# Phal. philippinensis



## SlipperFan (Apr 6, 2012)

I decided I'd better take a photo of this plant, even though I gave away a few flower to an orchid-breeder friend.

2 views:


----------



## Lanmark (Apr 6, 2012)

What a beautiful cloud of butterflies!


----------



## paphioboy (Apr 6, 2012)

super gorgeous!


----------



## John M (Apr 7, 2012)

Oh, that's really, really nice, Dot!


----------



## Hera (Apr 7, 2012)

Nice display. I like the lip on that one.


----------



## Erythrone (Apr 7, 2012)

Gorgeous!!!!!!!!!!!!!!!


----------



## Shiva (Apr 7, 2012)

Very lovely!
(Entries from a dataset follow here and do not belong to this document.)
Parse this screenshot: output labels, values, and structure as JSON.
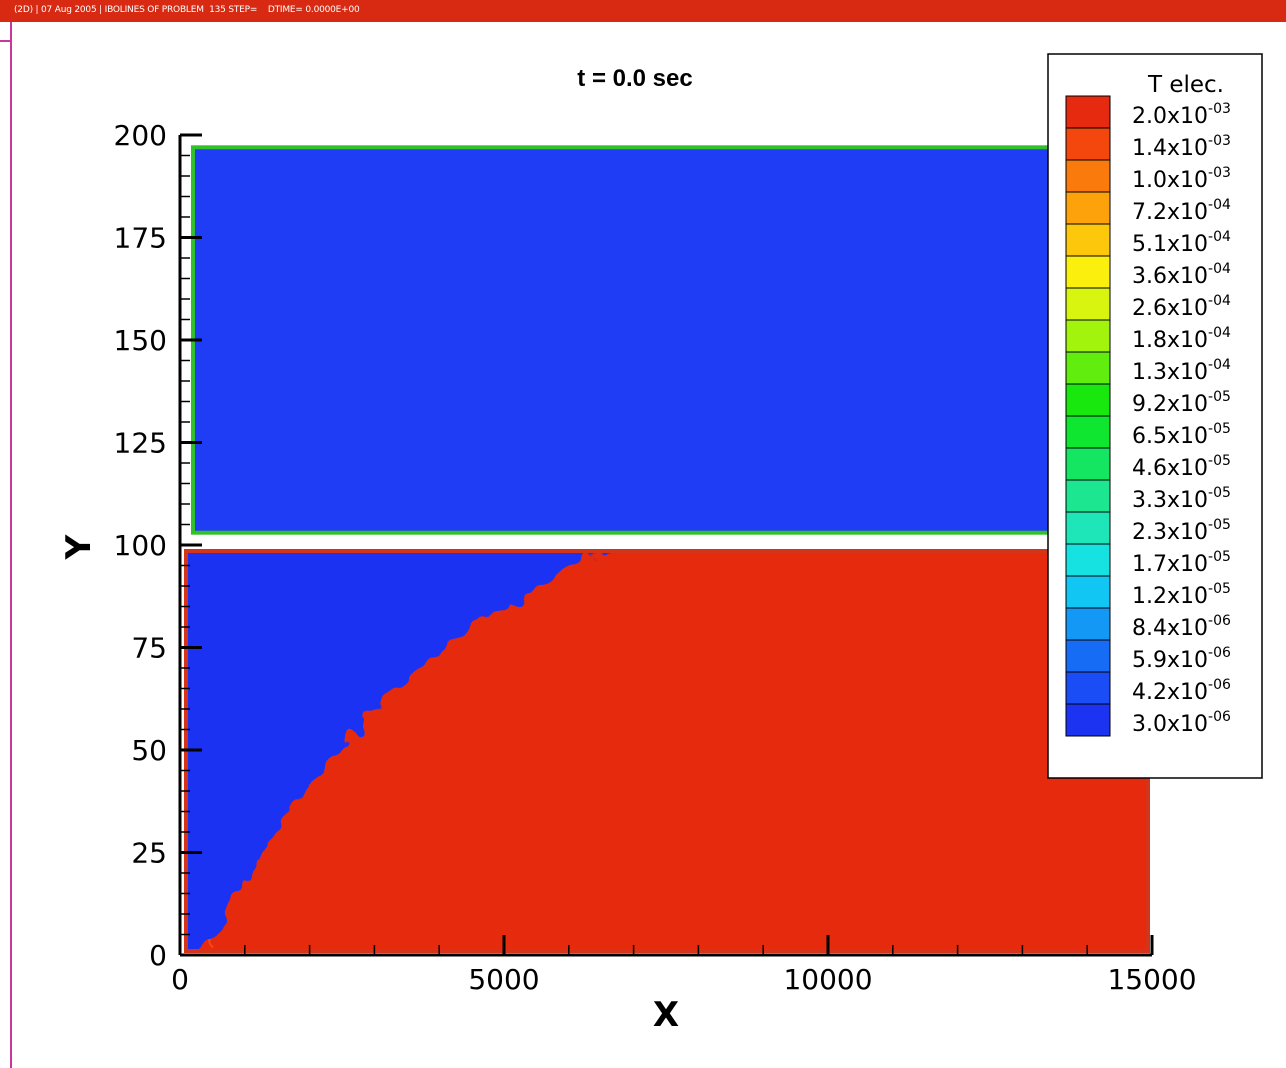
{
  "header": {
    "text": "(2D) | 07 Aug 2005 | IBOLINES OF PROBLEM  135 STEP=    DTIME= 0.0000E+00"
  },
  "chart_data": {
    "type": "heatmap",
    "title": "t = 0.0 sec",
    "xlabel": "X",
    "ylabel": "Y",
    "xlim": [
      0,
      15000
    ],
    "ylim": [
      0,
      200
    ],
    "x_ticks": [
      "0",
      "5000",
      "10000",
      "15000"
    ],
    "x_tick_values": [
      0,
      5000,
      10000,
      15000
    ],
    "y_ticks": [
      "0",
      "25",
      "50",
      "75",
      "100",
      "125",
      "150",
      "175",
      "200"
    ],
    "y_tick_values": [
      0,
      25,
      50,
      75,
      100,
      125,
      150,
      175,
      200
    ],
    "regions": [
      {
        "name": "upper",
        "x_range": [
          200,
          15000
        ],
        "y_range": [
          103,
          197
        ],
        "fill": "#1f3df5",
        "border": "#33c12a",
        "uniform_level": "3.0x10-06"
      },
      {
        "name": "lower",
        "x_range": [
          0,
          15000
        ],
        "y_range": [
          0,
          99
        ],
        "border": "#d4341a"
      }
    ],
    "legend": {
      "title": "T elec.",
      "placement": "top-right",
      "levels": [
        {
          "mantissa": "2.0x10",
          "exp": "-03",
          "color": "#e52a10"
        },
        {
          "mantissa": "1.4x10",
          "exp": "-03",
          "color": "#f4470d"
        },
        {
          "mantissa": "1.0x10",
          "exp": "-03",
          "color": "#fa7a0c"
        },
        {
          "mantissa": "7.2x10",
          "exp": "-04",
          "color": "#fda20b"
        },
        {
          "mantissa": "5.1x10",
          "exp": "-04",
          "color": "#fdc80c"
        },
        {
          "mantissa": "3.6x10",
          "exp": "-04",
          "color": "#fbef0d"
        },
        {
          "mantissa": "2.6x10",
          "exp": "-04",
          "color": "#d7f50e"
        },
        {
          "mantissa": "1.8x10",
          "exp": "-04",
          "color": "#a2f40d"
        },
        {
          "mantissa": "1.3x10",
          "exp": "-04",
          "color": "#61ee0e"
        },
        {
          "mantissa": "9.2x10",
          "exp": "-05",
          "color": "#19e80f"
        },
        {
          "mantissa": "6.5x10",
          "exp": "-05",
          "color": "#0ee62f"
        },
        {
          "mantissa": "4.6x10",
          "exp": "-05",
          "color": "#14e662"
        },
        {
          "mantissa": "3.3x10",
          "exp": "-05",
          "color": "#1ce68f"
        },
        {
          "mantissa": "2.3x10",
          "exp": "-05",
          "color": "#1fe6b8"
        },
        {
          "mantissa": "1.7x10",
          "exp": "-05",
          "color": "#16e2e2"
        },
        {
          "mantissa": "1.2x10",
          "exp": "-05",
          "color": "#12c6f4"
        },
        {
          "mantissa": "8.4x10",
          "exp": "-06",
          "color": "#1398f6"
        },
        {
          "mantissa": "5.9x10",
          "exp": "-06",
          "color": "#166cf5"
        },
        {
          "mantissa": "4.2x10",
          "exp": "-06",
          "color": "#1a4df5"
        },
        {
          "mantissa": "3.0x10",
          "exp": "-06",
          "color": "#1c33f2"
        }
      ]
    }
  }
}
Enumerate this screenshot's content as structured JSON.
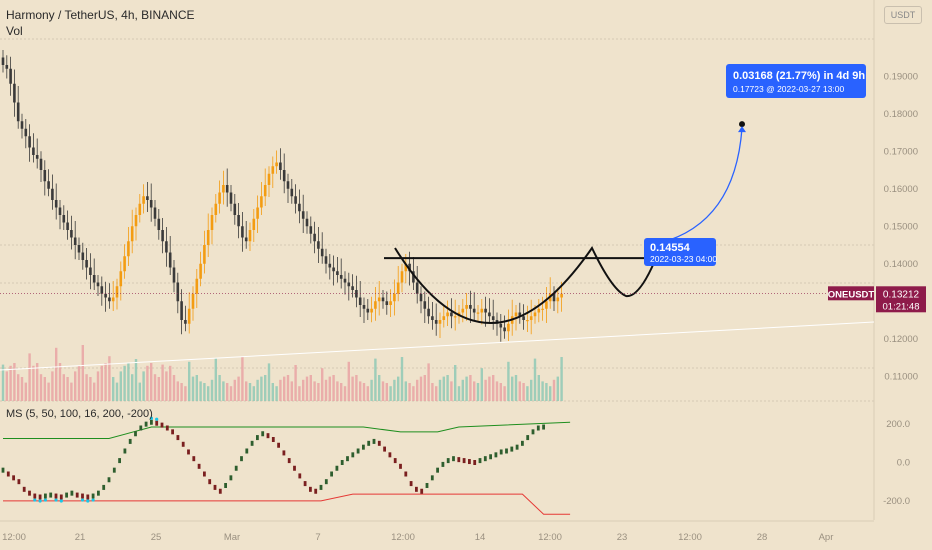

I'm totally clueless about phalaenopsis growing.


----------



## Rick (Apr 7, 2012)

That's beautiful Dot.:clap::clap:


----------



## W. Beetus (Apr 7, 2012)

That's a pretty spectacular display!


----------



## koshki (Apr 7, 2012)

I must say that your photos sure beat the ones I took with my camera phone! LOL...congratulations Dot, it is gorgeous!


----------



## emydura (Apr 7, 2012)

Simply amazing Dot. What a stunning display.


----------



## petro (Apr 7, 2012)

That is really stunning! Great growing there!


----------



## JeanLux (Apr 8, 2012)

Beautiful !!!! Jean


----------



## The Mutant (Apr 8, 2012)

Wonderful picture of a gorgeous plant! I'll have this pic as a motivator for my philipenensis when it arrives. If I show this photo to it everyday, it should feel motivated to grow like heck.


----------



## Stone (Apr 8, 2012)

Splendid! Its on the list.


----------